Bankruptcy in 10 Easy Steps

A Bizarro Look at Running Your Business

1. Blow off Special Orders

Special orders require paying attention to something else while you’re furiously concentrating on ordering your new items. Those special orders don’t add up to all that much, and that guy might not even come back in to pick it up, leaving you stuck with a $40 game, book, or box of plastic. That’s just too much work for the reward. If you wanted to be a Sears catalog, it would say so on the sign.

2. Hire Rabid Fanboys

People respect the opinions of your employees, and a 3-hour lecture of the evils of D&D’s slavish class/level system is a valuable service they provide your customers. Taking out the trash, receiving inventory, straightening merchandise and all that crap isn’t really as important as it is in a big-box store, where hundreds of people see it every day.

3. Order What You Want

One of the perks of being a game store owner is buying games at cost. I mean, what’s the loss if you order an extra box of minis for yourself, or open up a few boosters for your personal collection. That stuff can’t cost more than $50 or $100 bucks a week. What difference does $5,200 a year make? That’s almost nothing.

4. Keep It on the Shelf. Forever.

Selling something for full price is better than getting half price. You can’t afford to take a loss on anything, not at the prices you pay. People still play Galactic Empires; one of those guys was just in here the other day looking for some Star Frontiers. Give it a little more time. Besides, you know the minute you sell it on eBay, somebody will walk in the store looking for it.

5. If You Build It, They Will Come

Advertising is too expensive. Your store is so awesome that word of mouth will continue to increase sales faster than customers leave the hobby. It worked for the other stores, like that one down the street that closed, and the one that used to be on the other side of town.
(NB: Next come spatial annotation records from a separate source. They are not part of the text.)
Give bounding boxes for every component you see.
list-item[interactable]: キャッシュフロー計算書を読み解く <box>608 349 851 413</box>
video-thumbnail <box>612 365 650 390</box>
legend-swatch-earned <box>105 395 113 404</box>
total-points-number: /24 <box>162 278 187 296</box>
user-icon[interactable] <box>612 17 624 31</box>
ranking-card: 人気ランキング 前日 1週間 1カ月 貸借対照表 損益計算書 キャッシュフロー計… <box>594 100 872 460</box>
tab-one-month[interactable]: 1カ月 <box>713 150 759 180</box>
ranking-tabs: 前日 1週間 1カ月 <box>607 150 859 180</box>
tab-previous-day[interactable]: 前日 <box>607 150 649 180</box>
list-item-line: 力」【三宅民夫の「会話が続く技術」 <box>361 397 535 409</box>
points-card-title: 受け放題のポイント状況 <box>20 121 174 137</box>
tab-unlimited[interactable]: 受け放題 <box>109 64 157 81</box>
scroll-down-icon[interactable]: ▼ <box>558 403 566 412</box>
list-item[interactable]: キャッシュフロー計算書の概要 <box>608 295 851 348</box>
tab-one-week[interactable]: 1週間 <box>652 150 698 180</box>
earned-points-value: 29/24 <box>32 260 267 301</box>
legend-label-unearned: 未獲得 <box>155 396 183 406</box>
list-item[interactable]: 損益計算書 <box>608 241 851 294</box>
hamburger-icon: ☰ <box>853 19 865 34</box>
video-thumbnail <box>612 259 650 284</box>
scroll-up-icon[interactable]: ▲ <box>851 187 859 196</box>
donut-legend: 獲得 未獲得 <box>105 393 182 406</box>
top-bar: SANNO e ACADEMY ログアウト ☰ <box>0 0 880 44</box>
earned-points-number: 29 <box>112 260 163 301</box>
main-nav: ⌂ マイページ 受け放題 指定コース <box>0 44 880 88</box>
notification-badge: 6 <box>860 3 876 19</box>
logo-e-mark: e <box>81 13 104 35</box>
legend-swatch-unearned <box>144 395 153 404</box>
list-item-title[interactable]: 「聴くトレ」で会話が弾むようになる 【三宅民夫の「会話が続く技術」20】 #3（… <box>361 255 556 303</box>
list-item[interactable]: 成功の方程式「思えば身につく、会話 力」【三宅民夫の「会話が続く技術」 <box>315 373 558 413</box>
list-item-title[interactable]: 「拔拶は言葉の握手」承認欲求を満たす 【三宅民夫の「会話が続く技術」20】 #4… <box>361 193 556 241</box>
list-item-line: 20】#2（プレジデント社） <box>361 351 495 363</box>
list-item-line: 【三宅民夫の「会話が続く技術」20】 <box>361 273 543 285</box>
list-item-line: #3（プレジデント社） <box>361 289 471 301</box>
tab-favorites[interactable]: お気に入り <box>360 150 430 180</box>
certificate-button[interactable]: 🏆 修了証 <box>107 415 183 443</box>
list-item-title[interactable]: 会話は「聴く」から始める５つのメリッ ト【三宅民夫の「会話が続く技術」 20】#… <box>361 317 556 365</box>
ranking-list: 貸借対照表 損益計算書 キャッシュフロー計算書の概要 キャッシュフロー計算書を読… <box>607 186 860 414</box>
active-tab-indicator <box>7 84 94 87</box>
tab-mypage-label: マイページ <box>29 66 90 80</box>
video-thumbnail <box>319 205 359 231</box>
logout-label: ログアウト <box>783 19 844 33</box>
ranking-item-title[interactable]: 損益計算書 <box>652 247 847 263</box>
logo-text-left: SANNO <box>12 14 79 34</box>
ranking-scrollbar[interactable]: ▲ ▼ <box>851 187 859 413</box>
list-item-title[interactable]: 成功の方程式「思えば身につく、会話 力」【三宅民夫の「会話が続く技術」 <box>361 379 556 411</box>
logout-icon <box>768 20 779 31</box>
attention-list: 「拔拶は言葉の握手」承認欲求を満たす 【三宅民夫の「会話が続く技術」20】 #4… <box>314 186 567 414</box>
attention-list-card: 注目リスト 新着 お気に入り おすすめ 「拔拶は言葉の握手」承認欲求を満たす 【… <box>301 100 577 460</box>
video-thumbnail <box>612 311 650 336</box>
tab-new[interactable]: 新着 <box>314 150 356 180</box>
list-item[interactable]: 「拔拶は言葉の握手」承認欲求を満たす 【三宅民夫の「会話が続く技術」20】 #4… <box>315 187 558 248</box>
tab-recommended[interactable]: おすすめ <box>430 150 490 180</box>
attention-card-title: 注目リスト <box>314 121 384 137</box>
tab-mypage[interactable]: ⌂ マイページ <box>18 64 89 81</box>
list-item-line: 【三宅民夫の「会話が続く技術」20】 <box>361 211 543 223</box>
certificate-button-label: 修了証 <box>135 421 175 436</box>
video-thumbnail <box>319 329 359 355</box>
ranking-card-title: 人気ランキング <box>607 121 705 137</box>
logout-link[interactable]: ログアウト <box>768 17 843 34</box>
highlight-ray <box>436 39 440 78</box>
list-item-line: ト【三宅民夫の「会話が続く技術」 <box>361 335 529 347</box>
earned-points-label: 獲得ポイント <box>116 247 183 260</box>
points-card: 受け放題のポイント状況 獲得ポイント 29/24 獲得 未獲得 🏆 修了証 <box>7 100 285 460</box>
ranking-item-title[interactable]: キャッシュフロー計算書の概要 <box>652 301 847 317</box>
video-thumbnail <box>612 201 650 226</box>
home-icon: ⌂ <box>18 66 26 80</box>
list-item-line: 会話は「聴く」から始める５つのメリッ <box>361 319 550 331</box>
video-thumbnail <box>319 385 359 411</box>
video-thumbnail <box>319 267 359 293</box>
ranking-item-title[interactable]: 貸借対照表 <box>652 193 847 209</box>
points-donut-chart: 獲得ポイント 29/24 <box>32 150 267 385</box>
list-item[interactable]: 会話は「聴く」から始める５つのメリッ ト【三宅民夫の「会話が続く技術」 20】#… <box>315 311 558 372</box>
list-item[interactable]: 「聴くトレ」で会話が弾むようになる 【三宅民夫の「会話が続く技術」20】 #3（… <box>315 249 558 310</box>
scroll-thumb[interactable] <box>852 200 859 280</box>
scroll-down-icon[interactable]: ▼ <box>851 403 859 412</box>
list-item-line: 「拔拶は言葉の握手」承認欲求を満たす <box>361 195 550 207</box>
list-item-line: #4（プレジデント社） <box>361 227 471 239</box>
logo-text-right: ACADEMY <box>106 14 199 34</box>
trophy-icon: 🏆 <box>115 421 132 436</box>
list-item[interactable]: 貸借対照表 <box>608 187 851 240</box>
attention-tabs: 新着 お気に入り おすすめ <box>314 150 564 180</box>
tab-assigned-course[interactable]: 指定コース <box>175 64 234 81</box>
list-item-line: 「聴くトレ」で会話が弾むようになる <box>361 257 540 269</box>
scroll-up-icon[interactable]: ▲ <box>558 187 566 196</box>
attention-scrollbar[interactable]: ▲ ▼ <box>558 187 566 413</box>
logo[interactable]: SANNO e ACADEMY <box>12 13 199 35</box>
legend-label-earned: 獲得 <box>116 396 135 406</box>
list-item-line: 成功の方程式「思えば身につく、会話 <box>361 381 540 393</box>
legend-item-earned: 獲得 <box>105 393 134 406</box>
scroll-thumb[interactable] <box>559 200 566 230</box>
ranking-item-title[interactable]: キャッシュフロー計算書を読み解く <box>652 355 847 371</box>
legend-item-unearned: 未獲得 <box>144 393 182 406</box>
6. Just Sign the Stupid Lease and Get it Over With

The likelihood of those clauses concerning non-payment, building destruction, or whatever coming into play is almost zero. That stuff doesn’t matter. If I go out of business, it doesn’t matter how much I owe because they won’t come after me for it; if I’m out of business, they know I’m too poor to take action against. Besides, it’s not like commercial rent’s negotiable or anything, right?

7. My Accountant Handles the Taxes

That’s what I pay him for, right? I don’t need to get involved with that stuff. Nothing I do makes that big a difference, anyway.

8. Games Sell Themselves

If a game doesn’t sell itself, it doesn’t have any place on my shelf. If the manufacturer doesn’t think it’s important enough to spend money on it, then I don’t, either. That volunteer who comes in once a month or so, trash-talks other games, argues over rules, and barely talks to me is good enough for me if he’s good enough for them.

9. First-Come, First-Serve Service Providers

I made all those phone calls for my bank, insurance, and credit card vendors years ago. They’ve been fine all this time. No sense rocking the boat now. Besides, I’m sure everybody’s rates have raised over time.

10. I Have an Exit Strategy—Sell

A lot of my customers want my job. If I can find one with enough money to pay off my debt, I can skate out of here with no loss. What they don’t know won’t hurt me, right?